Ash Koosha crafted the 75-minute feature 'Dreams of Violets' using AI tools from Anthropic and Google, a feat reported by The Hollywood Reporter. The budget? A paltry $2,000, confirmed by E! News. This isn't just a low-budget film; it's a proof-of-concept for AI's maturity. It demonstrates that sophisticated cinematic works can emerge from minimal investment, upending traditional production models.

The film's Tribeca premiere isn't merely an event; it's a declaration. AI has arrived in mainstream cinema, poised to obliterate previous production barriers and democratize filmmaking on an unprecedented scale.

Hollywood's Quiet Embrace and Creative Applications

Even cinematic titans like Martin Scorsese are on board, with his investment in an AI company for storyboarding, as CNET reported. This isn't just an endorsement; it's a strategic move by a legend recognizing AI's profound potential beyond mere novelty. The Oscars, too, have quietly welcomed AI, honoring two films that leveraged the technology, according to BBC. Scorsese's involvement and Oscar recognition confirm AI's deep integration into Hollywood's core creative and production workflows.

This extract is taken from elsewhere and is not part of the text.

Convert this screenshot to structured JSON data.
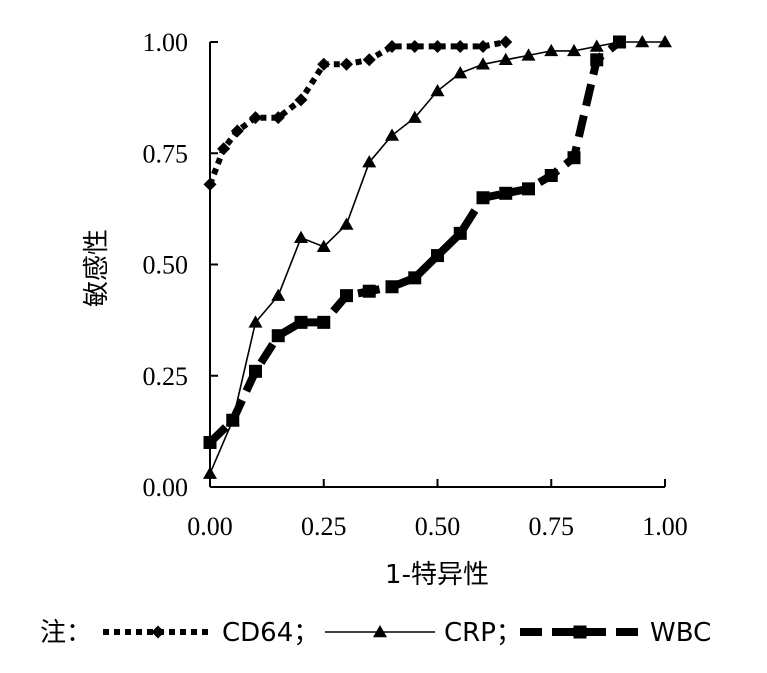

While 'Dreams of Violets' broke ground as the first fully AI-generated feature at a major festival, AI-assisted films have already graced the Oscar stage. This paradox reveals Hollywood's current comfort zone: AI as a powerful enhancement, not yet a sole auteur. The simultaneous emergence of fully AI-generated features and Oscar-winning AI-assisted productions points to a bifurcated future for filmmaking—one where AI is both a collaborator and a creator.

AI as a Creative Partner

Google DeepMind's 'Dear Upstairs Neighbors' showcased generative AI not as a replacement, but as a muse for human artists, The Verge reported. This isn't just a demonstration; it's a blueprint for AI as a potent artistic collaborator, unlocking entirely new forms of expression. Human creativity remains paramount, now supercharged by advanced tools. AI, it turns out, is less about automation and more about amplification.

New Global Hubs for AI Filmmaking

India's filmmakers are not just experimenting with AI; they're actively integrating it, CNBC notes. This isn't merely adoption; it's a clear indicator that cinematic innovation will increasingly blossom outside the traditional Western film powerhouses. New creative ecosystems are already taking root. The 'Dreams of Violets' budget, coupled with India's rise as an AI filmmaking hotbed, signals a profound global redistribution of creative power. Talent once stifled by prohibitive costs can now produce high-caliber content, effectively decentralizing film production from its long-held Western strongholds.

If traditional studios fail to embrace AI's dual role as both cost-cutter and creative catalyst, they will likely find themselves outmaneuvered by a new wave of agile, globally distributed filmmakers.